Does the premium change based on the risk profile of the specific user? Will there be incurred penalties for those who do not drive responsibly?
Currently we don’t impose penalties for drivers, however the public administrations can impose fines to those that don’t drive responsibly. We have a street team every day in every city where we operate and provide recommendations through the app and the newsletter on how to drive safely and being responsible with the city. We prefer to educate users than to impose penalties, however this is something we could re-consider in the future.
We were also wondering about how you plan to address the distribution and parking type issues. Is it purely a case of educating users, or is there some motivation provided through discounts/penalties?
For now we prefer to focus on educating users, we are working hard on our street team and also working closely with city councils to work in their priorities. However, imposing penalties or gratifications depending in user behaviour is something we are already considering.
Is it mandatory to use a helmet when riding the scooters in Spain? If so, how does the company enforce the use of helmets (if at all)?
There is not a regulation for this applicable to all Spain. For now every city has its own regulation. In the cities where we operate now the helmet is not mandatory. However we always recommend to wear it and we are planning to give free helmets for our users. This is something we are working at at the moment, so you’ll hear something soon in our social media and communication channels!
Do you think that a common regulatory framework should exist in Europe to avoid limitative situations for SMEs/startups that want to expand internationally?
Having a clear regulation would make things easier and also better for citizens, companies and even the public administration. Sometimes regulation comes after the necessity, now that e-scooters are becoming so popular in Europe city councils are working to develop new regulations, but sometimes the lack of a regulatory framework is making their work more difficult.

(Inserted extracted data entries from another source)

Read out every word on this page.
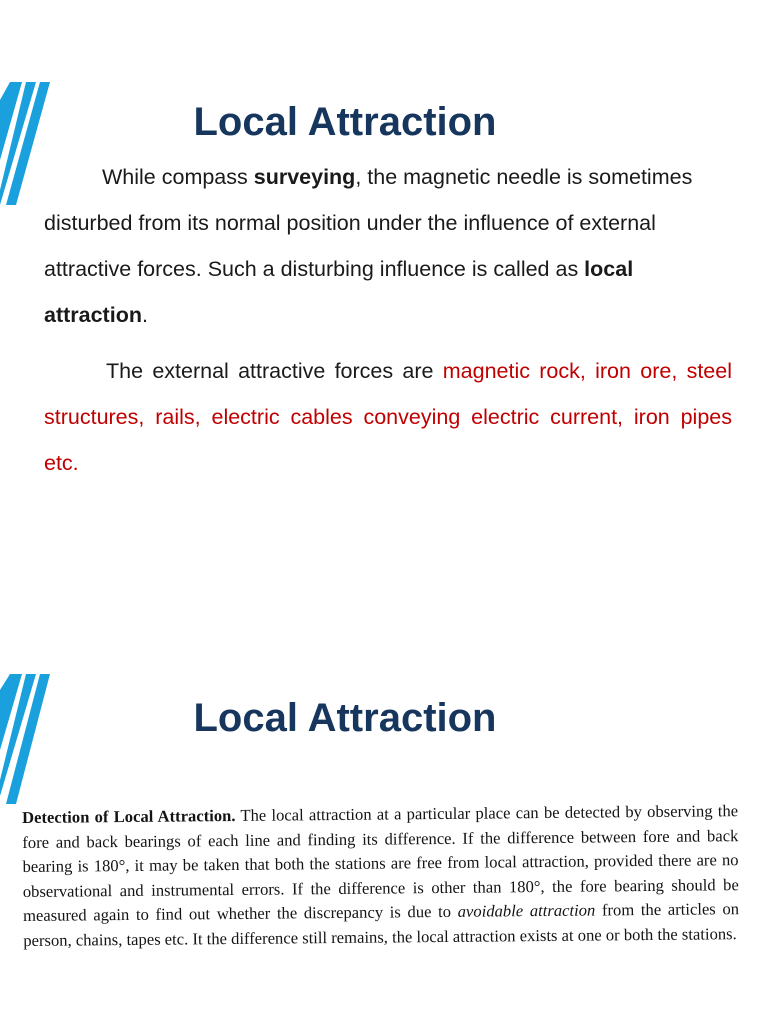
Local Attraction

While compass surveying, the magnetic needle is sometimes disturbed from its normal position under the influence of external attractive forces. Such a disturbing influence is called as local attraction.

The external attractive forces are magnetic rock, iron ore, steel structures, rails, electric cables conveying electric current, iron pipes etc.

Local Attraction

Detection of Local Attraction. The local attraction at a particular place can be detected by observing the fore and back bearings of each line and finding its difference. If the difference between fore and back bearing is 180°, it may be taken that both the stations are free from local attraction, provided there are no observational and instrumental errors. If the difference is other than 180°, the fore bearing should be measured again to find out whether the discrepancy is due to avoidable attraction from the articles on person, chains, tapes etc. It the difference still remains, the local attraction exists at one or both the stations.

It is something different city councils agree on. At least it will be great to have a national regulation on e-scooters that can be a frame work for city council.
Here in VOI we are convinced that the lack of regulation doesn’t benefit anyone so we are open to collaborate with any institution to develop regulations. A clear example of this is that we hold our Madrid launch until the new “Ordenanza de Movilidad Sostenible” (“Sustainable Mobility Law”) was approved.

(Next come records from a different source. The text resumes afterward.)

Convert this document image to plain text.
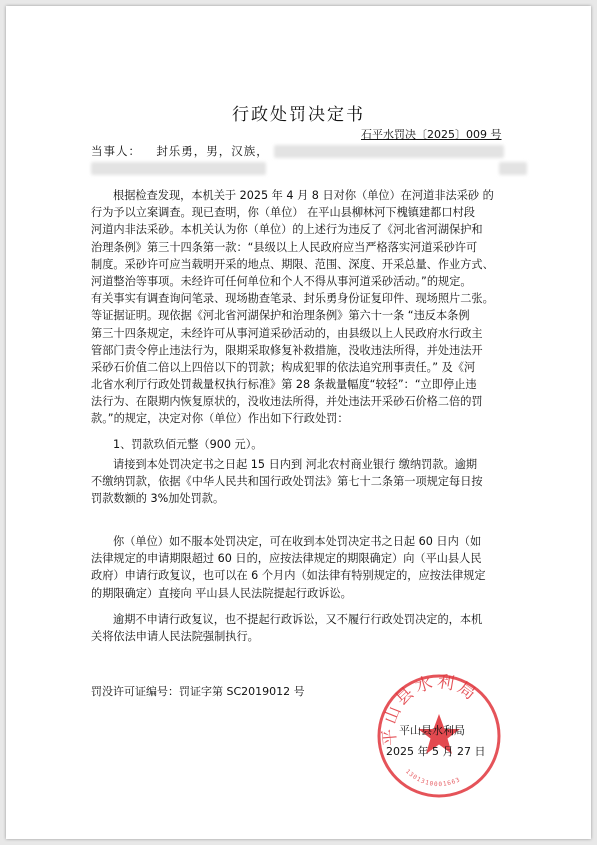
行政处罚决定书
石平水罚决〔2025〕009 号
当事人： 封乐勇，男，汉族，
根据检查发现，本机关于 2025 年 4 月 8 日对你（单位）在河道非法采砂 的
行为予以立案调查。现已查明，你（单位） 在平山县柳林河下槐镇建都口村段
河道内非法采砂。本机关认为你（单位）的上述行为违反了《河北省河湖保护和
治理条例》第三十四条第一款：“县级以上人民政府应当严格落实河道采砂许可
制度。采砂许可应当载明开采的地点、期限、范围、深度、开采总量、作业方式、
河道整治等事项。未经许可任何单位和个人不得从事河道采砂活动。”的规定。
有关事实有调查询问笔录、现场勘查笔录、封乐勇身份证复印件、现场照片二张。
等证据证明。现依据《河北省河湖保护和治理条例》第六十一条 “违反本条例
第三十四条规定，未经许可从事河道采砂活动的，由县级以上人民政府水行政主
管部门责令停止违法行为，限期采取修复补救措施，没收违法所得，并处违法开
采砂石价值二倍以上四倍以下的罚款；构成犯罪的依法追究刑事责任。” 及《河
北省水利厅行政处罚裁量权执行标准》第 28 条裁量幅度“较轻”：“立即停止违
法行为、在限期内恢复原状的，没收违法所得，并处违法开采砂石价格二倍的罚
款。”的规定，决定对你（单位）作出如下行政处罚：
1、罚款玖佰元整（900 元）。
请接到本处罚决定书之日起 15 日内到 河北农村商业银行 缴纳罚款。逾期
不缴纳罚款，依据《中华人民共和国行政处罚法》第七十二条第一项规定每日按
罚款数额的 3%加处罚款。
你（单位）如不服本处罚决定，可在收到本处罚决定书之日起 60 日内（如
法律规定的申请期限超过 60 日的，应按法律规定的期限确定）向（平山县人民
政府）申请行政复议，也可以在 6 个月内（如法律有特别规定的，应按法律规定
的期限确定）直接向 平山县人民法院提起行政诉讼。
逾期不申请行政复议，也不提起行政诉讼，又不履行行政处罚决定的，本机
关将依法申请人民法院强制执行。
罚没许可证编号：罚证字第 SC2019012 号
平山县水利局
1301310001663
平山县水利局
2025 年 5 月 27 日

Can you please tell us a little of the challenges you face with regards to the daily geographical distribution of the e-scooters, motivating your customers to park in “good” places, and what type of problems you or other companies are trying to solve in this area?
There are many challenges in this field. Now, one of our main focus in Madrid is to make people park properly. The way scooters are parked is something that is generating concerns for both citizens and city councils so it’s something we need to work on. One of the main challenges is how scooters are placed in the side walks so they are not an obstacle for disabled people, for example.
Apart from regulation and educating users to park in the right place, what other challenges are you facing when working with cities, local communities and governments?
The lack of regulations is being the main issue to be honest. People see that this is a great solution for cities and users are very enthusiastic about it. However we also have a big challenge explaining the service to those to may not be willing to try it for the first time.